Well, that ethos seems to have fallen on deaf ears. At least, that’s what the internet seems to think. Take one look at Twitter/X, Instagram, or indeed any other social media platform, and you’ll see people talking about the Barbie Oscars snub. Neither Margot Robbie, who plays Barbie, nor Gerwig received Oscar nominations for their respective roles as actress and director for the film. However, Ryan Gosling, who plays Ken, earned a Best Actor nomination.
In total, the film landed eight nominations, which seems staggering considering the whole thing is essentially a glorified toy advert – but that’s another article entirely. The point is that a film about feminism is being celebrated by the Academy because of a man rather than the two women that made it happen. And people aren’t happy.
This brouhaha has dominated the digital discourse ever since it emerged. “Ryan Gosling, while deserving, got an Oscar nomination for Barbie while Greta Gerwig and Margot Robbie didn’t? Completely proving the point of the movie. In 20 f***ing 24 you cannot make this up,” tweeted one person.
“Greta Gerwig made a film that was critically acclaimed, culturally impactful, hilarious, unique, visually exceptional, perfectly cast and acted, left people laughing, crying and thinking AND made a billion dollars at the box office. But no Best Director nom?!” added another. Even Hillary Clinton weighed in, tweeting: “While it can sting to win the box office but not take home the gold, your millions of fans love you.”
It wasn’t until Gosling himself entered the chat that things got a little murkier. “I am extremely honored to be nominated by my colleagues alongside such remarkable artists in a year of so many great films,” he began in a statement following Tuesday morning’s Oscar nominations announcement. “But there is no Ken without Barbie, and there is no Barbie movie without Greta Gerwig and Margot Robbie, the two people most responsible for this history-making, globally-celebrated film.”
What happened next?
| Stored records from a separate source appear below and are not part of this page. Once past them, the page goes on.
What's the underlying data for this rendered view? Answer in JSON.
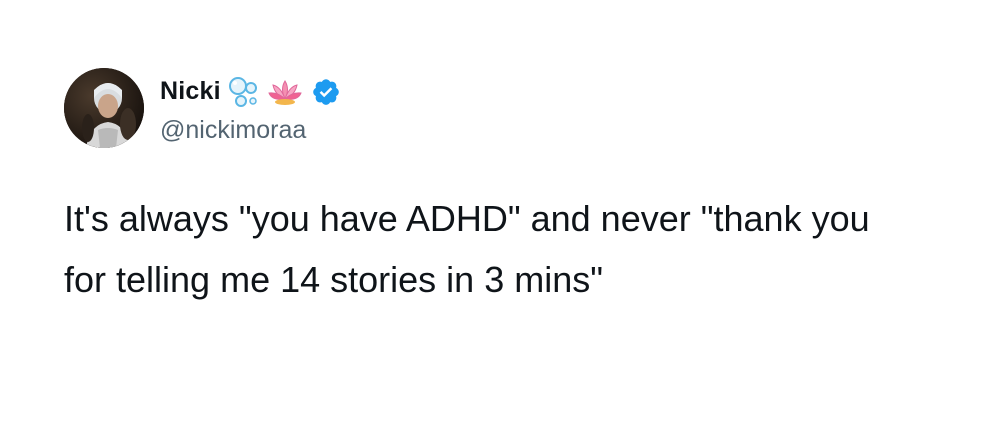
{
  "author": {
    "display_name": "Nicki",
    "handle": "@nickimoraa",
    "verified": true,
    "name_emojis": [
      "bubbles-icon",
      "lotus-icon"
    ],
    "avatar": "profile-photo"
  },
  "tweet": {
    "text": "It's always \"you have ADHD\" and never \"thank you for telling me 14 stories in 3 mins\""
  },
  "colors": {
    "text": "#0f1419",
    "secondary": "#536471",
    "verified": "#1d9bf0",
    "background": "#ffffff"
  }
}
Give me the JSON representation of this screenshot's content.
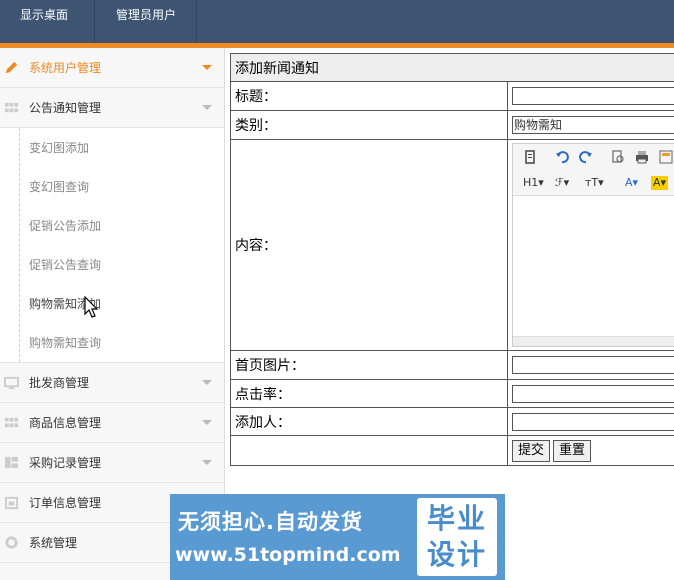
{
  "topbar": {
    "tabs": [
      "显示桌面",
      "管理员用户"
    ]
  },
  "sidebar": {
    "items": [
      {
        "label": "系统用户管理",
        "icon": "pencil-icon"
      },
      {
        "label": "公告通知管理",
        "icon": "grid-icon"
      },
      {
        "label": "批发商管理",
        "icon": "monitor-icon"
      },
      {
        "label": "商品信息管理",
        "icon": "grid-icon"
      },
      {
        "label": "采购记录管理",
        "icon": "layout-icon"
      },
      {
        "label": "订单信息管理",
        "icon": "calendar-icon"
      },
      {
        "label": "系统管理",
        "icon": "gear-icon"
      }
    ],
    "submenu": [
      "变幻图添加",
      "变幻图查询",
      "促销公告添加",
      "促销公告查询",
      "购物需知添加",
      "购物需知查询"
    ]
  },
  "form": {
    "title": "添加新闻通知",
    "labels": {
      "title": "标题：",
      "category": "类别：",
      "content": "内容：",
      "image": "首页图片：",
      "click_rate": "点击率：",
      "author": "添加人："
    },
    "values": {
      "title": "",
      "category": "购物需知",
      "image": "",
      "click_rate": "",
      "author": ""
    },
    "editor_toolbar": {
      "heading": "H1",
      "font": "ℱ",
      "size": "ᴛT",
      "font_color": "A",
      "highlight": "A"
    },
    "buttons": {
      "submit": "提交",
      "reset": "重置"
    }
  },
  "banner": {
    "line1": "无须担心.自动发货",
    "line2": "www.51topmind.com",
    "badge_line1": "毕业",
    "badge_line2": "设计"
  },
  "colors": {
    "accent": "#f08a24",
    "topbar": "#3d5472",
    "banner": "#5a9ad2"
  }
}
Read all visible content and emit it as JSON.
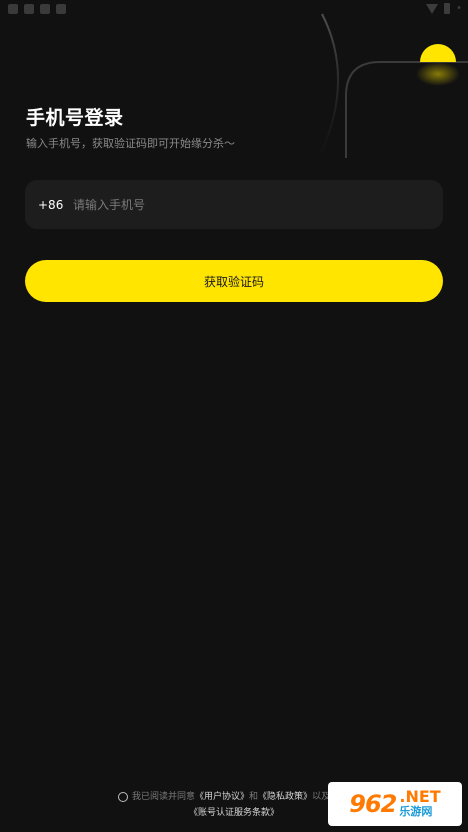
{
  "header": {
    "title": "手机号登录",
    "subtitle": "输入手机号，获取验证码即可开始缘分杀～"
  },
  "phone": {
    "country_code": "+86",
    "placeholder": "请输入手机号",
    "value": ""
  },
  "actions": {
    "get_code_label": "获取验证码"
  },
  "agreement": {
    "prefix": "我已阅读并同意",
    "user_agreement": "《用户协议》",
    "and": "和",
    "privacy_policy": "《隐私政策》",
    "also": "以及",
    "account_terms": "《账号认证服务条款》"
  },
  "watermark": {
    "number": "962",
    "net": ".NET",
    "site": "乐游网"
  },
  "colors": {
    "accent": "#ffe500",
    "background": "#111111",
    "input_background": "#1d1d1d"
  }
}
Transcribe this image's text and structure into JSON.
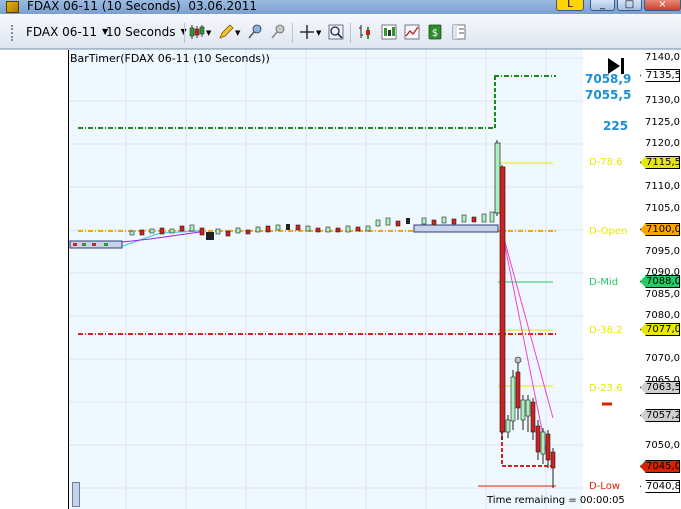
{
  "window": {
    "title": "FDAX 06-11 (10 Seconds)  03.06.2011",
    "btn_l": "L",
    "btn_min": "_",
    "btn_max": "□",
    "btn_close": "×"
  },
  "toolbar": {
    "instrument": "FDAX 06-11",
    "interval": "10 Seconds",
    "icons": [
      "candlestick-icon",
      "pencil-icon",
      "pin-icon",
      "pin-gray-icon",
      "crosshair-icon",
      "zoom-icon",
      "bar-chart-icon",
      "data-box-icon",
      "chart-style-icon",
      "dollar-icon",
      "properties-icon"
    ]
  },
  "chart": {
    "indicator": "BarTimer(FDAX 06-11 (10 Seconds))",
    "time_remaining": "Time remaining = 00:00:05",
    "big_numbers": [
      "7058,9",
      "7055,5",
      "225"
    ],
    "levels": [
      {
        "label": "D-78.6",
        "color": "#e8e800"
      },
      {
        "label": "D-Open",
        "color": "#e8e800"
      },
      {
        "label": "D-Mid",
        "color": "#22cc66"
      },
      {
        "label": "D-38.2",
        "color": "#e8e800"
      },
      {
        "label": "D-23.6",
        "color": "#e8e800"
      },
      {
        "label": "D-Low",
        "color": "#dd2200"
      }
    ],
    "axis_ticks": [
      "7140,0",
      "7130,0",
      "7125,0",
      "7120,0",
      "7110,0",
      "7105,0",
      "7095,0",
      "7090,0",
      "7085,0",
      "7080,0",
      "7070,0",
      "7065,0",
      "7050,0"
    ],
    "price_tags": [
      {
        "value": "7135,5",
        "bg": "#ffffff"
      },
      {
        "value": "7115,5",
        "bg": "#e8e800"
      },
      {
        "value": "7100,0",
        "bg": "#ffa500"
      },
      {
        "value": "7088,0",
        "bg": "#22cc66"
      },
      {
        "value": "7077,0",
        "bg": "#e8e800"
      },
      {
        "value": "7063,5",
        "bg": "#cfcfcf"
      },
      {
        "value": "7057,2",
        "bg": "#cfcfcf"
      },
      {
        "value": "7045,0",
        "bg": "#dd2200"
      },
      {
        "value": "7040,8",
        "bg": "#ffffff"
      }
    ],
    "colors": {
      "high_line": "#1a8a1a",
      "low_line": "#dd2222",
      "open_line": "#ffa500",
      "up_candle": "#aaf0c0",
      "down_candle": "#d02020",
      "trend_line": "#ee44cc"
    }
  }
}
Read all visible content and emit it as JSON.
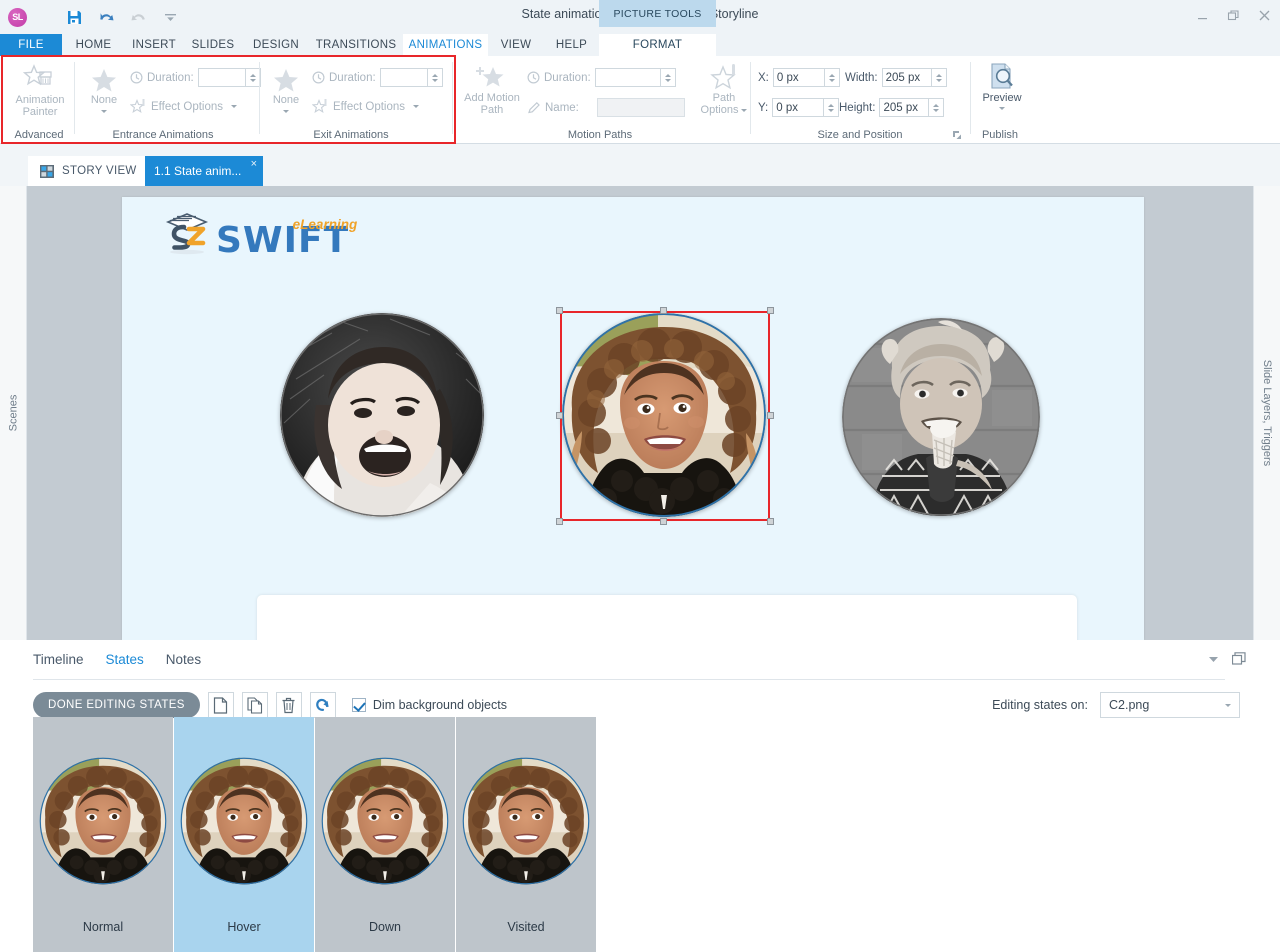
{
  "window": {
    "app_icon": "SL",
    "doc_title": "State animation.story* - Articulate Storyline",
    "quick_access": [
      {
        "name": "save-icon",
        "label": "Save"
      },
      {
        "name": "undo-icon",
        "label": "Undo"
      },
      {
        "name": "redo-icon",
        "label": "Redo"
      },
      {
        "name": "customize-qat-icon",
        "label": "Customize Quick Access Toolbar"
      }
    ],
    "contextual_tools_label": "PICTURE TOOLS",
    "controls": {
      "minimize": "minimize-icon",
      "restore": "restore-icon",
      "close": "close-icon",
      "help": "?"
    }
  },
  "ribbon_tabs": {
    "file": "FILE",
    "items": [
      "HOME",
      "INSERT",
      "SLIDES",
      "DESIGN",
      "TRANSITIONS",
      "ANIMATIONS",
      "VIEW",
      "HELP"
    ],
    "active": "ANIMATIONS",
    "format": "FORMAT"
  },
  "ribbon": {
    "advanced": {
      "label": "Advanced",
      "animation_painter": "Animation\nPainter",
      "animation_painter_line1": "Animation",
      "animation_painter_line2": "Painter"
    },
    "entrance": {
      "label": "Entrance Animations",
      "none": "None",
      "duration_label": "Duration:",
      "duration_value": "",
      "effect_options": "Effect Options"
    },
    "exit": {
      "label": "Exit Animations",
      "none": "None",
      "duration_label": "Duration:",
      "duration_value": "",
      "effect_options": "Effect Options"
    },
    "motion_paths": {
      "label": "Motion Paths",
      "add_motion_path_l1": "Add Motion",
      "add_motion_path_l2": "Path",
      "duration_label": "Duration:",
      "duration_value": "",
      "name_label": "Name:",
      "name_value": "",
      "path_options_l1": "Path",
      "path_options_l2": "Options"
    },
    "size_position": {
      "label": "Size and Position",
      "x_label": "X:",
      "x_value": "0 px",
      "y_label": "Y:",
      "y_value": "0 px",
      "width_label": "Width:",
      "width_value": "205 px",
      "height_label": "Height:",
      "height_value": "205 px"
    },
    "publish": {
      "label": "Publish",
      "preview": "Preview"
    }
  },
  "viewbar": {
    "story_view": "STORY VIEW",
    "slide_tab": "1.1 State anim...",
    "slide_tab_close": "×",
    "device_icons": [
      "laptop-preview-icon",
      "desktop-preview-icon",
      "tablet-portrait-preview-icon",
      "tablet-landscape-preview-icon",
      "phone-preview-icon",
      "player-settings-gear-icon"
    ]
  },
  "workspace": {
    "left_rail": "Scenes",
    "right_rail": "Slide Layers, Triggers",
    "slide": {
      "logo_text": "SW",
      "logo_text_2": "IFT",
      "logo_sup": "eLearning",
      "images": [
        {
          "name": "photo-girl-grass-grayscale",
          "alt": "Laughing girl lying in grass, grayscale"
        },
        {
          "name": "photo-girl-curly-color",
          "alt": "Smiling girl with curly hair, color, selected"
        },
        {
          "name": "photo-boy-icecream-grayscale",
          "alt": "Boy with ice cream cone, grayscale"
        }
      ],
      "selected_image": "photo-girl-curly-color"
    }
  },
  "panel": {
    "tabs": [
      {
        "label": "Timeline",
        "selected": false
      },
      {
        "label": "States",
        "selected": true
      },
      {
        "label": "Notes",
        "selected": false
      }
    ],
    "toolbar": {
      "done_editing": "DONE EDITING STATES",
      "new_state": "new-state-icon",
      "duplicate_state": "duplicate-state-icon",
      "delete_state": "delete-state-icon",
      "edit_state": "edit-state-icon",
      "dim_checkbox_label": "Dim background objects",
      "dim_checked": true
    },
    "editing_states_on_label": "Editing states on:",
    "editing_states_on_value": "C2.png",
    "states": [
      {
        "name": "Normal",
        "selected": false
      },
      {
        "name": "Hover",
        "selected": true
      },
      {
        "name": "Down",
        "selected": false
      },
      {
        "name": "Visited",
        "selected": false
      }
    ]
  },
  "colors": {
    "accent_blue": "#1c8ad6",
    "selection_red": "#e8262a",
    "ribbon_bg": "#ffffff",
    "chrome_bg": "#eef3f7",
    "slide_bg": "#e9f6fd",
    "state_card_bg": "#bec5cb",
    "state_card_selected_bg": "#a9d4ee",
    "workspace_bg": "#c3cbd2",
    "logo_blue": "#3479bd",
    "logo_orange": "#f0a32a"
  }
}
Well, people just started talking about how brilliant Gosling is. And subsequently, they sort of missed the point they were trying to prove in the first place.
There’s a strange irony to all of this – though not necessarily in the way it might initially seem. Here we have a film about sexism. That film has been nominated for eight Oscars – including one for best writing (this includes Gerwig and her partner, Noah Baumbach) and one for America Ferrera – and yet, all anyone can talk about is Gosling.
Don’t get me wrong, it’s great that he spoke out. But I’m not sure how helpful it’s been. Yes, his nomination is a bit surprising. And yes, it would’ve been nice if Gerwig and Robbie were nominated alongside him. But how useful is it for us to lament the fact they weren’t, over and over again?
After all, to reiterate, Gerwig was nominated for best writing! And Ferrera for best supporting actress! It’s not like the Oscars snubbed the film altogether, as Gosling’s statement may suggest. And the fact that everyone is so focused on this means no one is talking about other women who’ve been snubbed. Like Past Lives’ Celine Song, who missed out on a Best Director nomination, and Greta Lee, who was also missed out in the Best Actress category.
People are also not talking about the big wins, like Lily Gladstone, whose nomination for Killers of the Flower Moon made Oscars history, making her the first-ever Native American to be included in the Best Actress category. Or the fact that Gerwig is now the first director to have their first three solo directorial films nominated for Best Picture.
However well-intentioned it may be, by reiterating his support for Gerwig and Robbie, all Gosling seems to have done is take up more space. Space that could – and should – be occupied by conversations about women.